Rebecca De Filippo
- Born: 25 February 1994 (age 31) Swansea, Wales
- Height: 1.65 m (5.4 ft)
- Weight: 76 kg (12.0 st)
- University: Exeter University

Rugby union career
- Position: Centre

Amateur team(s)
- Years: Team / Apps / (Points)
- Bristol Ladies

International career
- Years: Team / Apps / (Points)
- 2012–present: Wales / 20
- Correct as of 30 April 2016

= Rebecca De Filippo =

Wales international rugby union player

Rebecca De Filippo (born 25 February 1994) is a Welsh rugby union player who plays centre for Bristol Ladies and the Wales women's national rugby union team.
She won her first international cap against Scotland in the 2012 Women's Six Nations Championship.

==Playing career==
Rebecca De Filippo was born in Swansea, Wales, on 25 February 1994.
She played for the Coleg Sir Gâr women's rugby team, where she was a member of the under-18s team who won the women's National Schools Sevens in 2012.

By the age of 17, De Filippo was the captain of the Wales women's national under-18 and under-20 rugby union team.
She studied for a Bachelor of Science degree in sport and exercise science at Exeter University. She was a runner-up for Welsh Young Sports Personality of the year during 2013–14.

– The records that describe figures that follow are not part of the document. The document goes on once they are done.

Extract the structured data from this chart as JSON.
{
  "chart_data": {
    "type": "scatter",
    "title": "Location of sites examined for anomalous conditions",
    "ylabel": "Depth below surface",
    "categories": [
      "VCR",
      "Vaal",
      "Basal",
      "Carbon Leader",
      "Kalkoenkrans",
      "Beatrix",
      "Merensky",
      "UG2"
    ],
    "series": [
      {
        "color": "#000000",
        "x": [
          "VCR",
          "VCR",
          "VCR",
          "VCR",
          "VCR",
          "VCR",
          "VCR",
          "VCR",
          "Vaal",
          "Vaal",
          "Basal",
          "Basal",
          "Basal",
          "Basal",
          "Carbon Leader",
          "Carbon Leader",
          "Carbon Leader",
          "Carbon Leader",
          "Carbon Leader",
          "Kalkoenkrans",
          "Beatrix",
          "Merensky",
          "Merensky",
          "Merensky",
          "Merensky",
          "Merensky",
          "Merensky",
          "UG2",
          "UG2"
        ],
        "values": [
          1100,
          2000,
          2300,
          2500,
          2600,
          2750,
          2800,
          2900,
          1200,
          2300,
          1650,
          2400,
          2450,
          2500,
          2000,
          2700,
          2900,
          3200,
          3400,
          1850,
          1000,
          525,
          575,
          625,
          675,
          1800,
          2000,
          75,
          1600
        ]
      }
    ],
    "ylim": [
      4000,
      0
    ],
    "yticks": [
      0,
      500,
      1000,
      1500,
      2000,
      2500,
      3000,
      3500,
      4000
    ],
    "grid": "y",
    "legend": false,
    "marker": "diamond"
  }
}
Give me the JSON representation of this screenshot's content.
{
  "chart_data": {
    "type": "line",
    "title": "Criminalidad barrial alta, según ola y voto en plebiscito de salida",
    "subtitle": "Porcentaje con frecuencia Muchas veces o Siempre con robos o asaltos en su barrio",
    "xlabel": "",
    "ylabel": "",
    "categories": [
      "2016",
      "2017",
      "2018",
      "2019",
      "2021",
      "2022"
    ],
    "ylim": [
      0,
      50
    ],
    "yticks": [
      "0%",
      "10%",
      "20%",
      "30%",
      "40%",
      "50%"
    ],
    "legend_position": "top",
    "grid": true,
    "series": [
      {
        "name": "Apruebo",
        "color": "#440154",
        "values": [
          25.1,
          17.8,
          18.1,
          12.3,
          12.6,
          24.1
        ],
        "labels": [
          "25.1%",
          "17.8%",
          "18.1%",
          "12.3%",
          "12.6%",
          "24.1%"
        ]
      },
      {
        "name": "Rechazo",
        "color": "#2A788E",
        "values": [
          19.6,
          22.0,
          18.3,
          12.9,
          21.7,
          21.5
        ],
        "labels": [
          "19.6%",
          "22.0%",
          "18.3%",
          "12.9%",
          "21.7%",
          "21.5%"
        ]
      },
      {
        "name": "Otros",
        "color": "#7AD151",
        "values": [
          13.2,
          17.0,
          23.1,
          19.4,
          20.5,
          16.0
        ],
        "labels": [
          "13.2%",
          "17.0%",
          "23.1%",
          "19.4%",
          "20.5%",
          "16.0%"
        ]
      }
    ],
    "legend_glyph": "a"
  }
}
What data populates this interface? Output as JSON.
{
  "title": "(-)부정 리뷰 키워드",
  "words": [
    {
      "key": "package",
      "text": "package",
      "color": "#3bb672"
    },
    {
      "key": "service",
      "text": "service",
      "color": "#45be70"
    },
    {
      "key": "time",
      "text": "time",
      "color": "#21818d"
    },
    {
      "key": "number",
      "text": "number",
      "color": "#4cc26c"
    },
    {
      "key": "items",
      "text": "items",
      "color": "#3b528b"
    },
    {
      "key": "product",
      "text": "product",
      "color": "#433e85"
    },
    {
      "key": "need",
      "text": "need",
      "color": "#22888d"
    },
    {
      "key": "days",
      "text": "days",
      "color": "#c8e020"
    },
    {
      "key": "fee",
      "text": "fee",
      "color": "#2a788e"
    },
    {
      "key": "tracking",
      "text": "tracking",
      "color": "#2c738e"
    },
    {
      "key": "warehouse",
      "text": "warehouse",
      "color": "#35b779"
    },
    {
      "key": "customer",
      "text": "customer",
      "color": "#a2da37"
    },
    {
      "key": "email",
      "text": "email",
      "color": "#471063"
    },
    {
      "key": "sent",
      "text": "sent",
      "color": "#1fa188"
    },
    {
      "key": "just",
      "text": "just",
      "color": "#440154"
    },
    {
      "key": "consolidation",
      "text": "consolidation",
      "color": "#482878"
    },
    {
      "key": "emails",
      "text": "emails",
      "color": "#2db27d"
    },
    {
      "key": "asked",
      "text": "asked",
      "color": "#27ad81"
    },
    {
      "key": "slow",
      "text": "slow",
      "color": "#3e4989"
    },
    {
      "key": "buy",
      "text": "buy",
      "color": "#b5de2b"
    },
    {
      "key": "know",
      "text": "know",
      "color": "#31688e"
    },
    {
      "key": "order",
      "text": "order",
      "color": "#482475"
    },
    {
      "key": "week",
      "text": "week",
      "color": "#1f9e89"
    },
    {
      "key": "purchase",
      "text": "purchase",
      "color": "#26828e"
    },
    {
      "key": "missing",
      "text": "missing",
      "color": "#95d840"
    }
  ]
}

Rebecca De Filippo made her debut for the Wales women's national rugby union team against Scotland during the 2012 Women's Six Nations Championship after being brought on for Philippa Tuttiett. The game took place a week before De Filippo's 18th birthday.
Wales won the game 20–0, and although she spent time in the penalty box, she was praised by coach Rhys Edwards. The following week, she made her starting debut on her 18th birthday at Twickenham against England, replacing Tuttiett. She was named to the team that competed at the 2014 Women's Rugby World Cup.

As of 2016, her official Wales Rugby Union biography states that she is 1.65 m tall, and weighs 76 kg. She is a volunteer and mentor for the Dame Kelly Holmes Trust. She currently plays for Bristol Ladies rugby union team.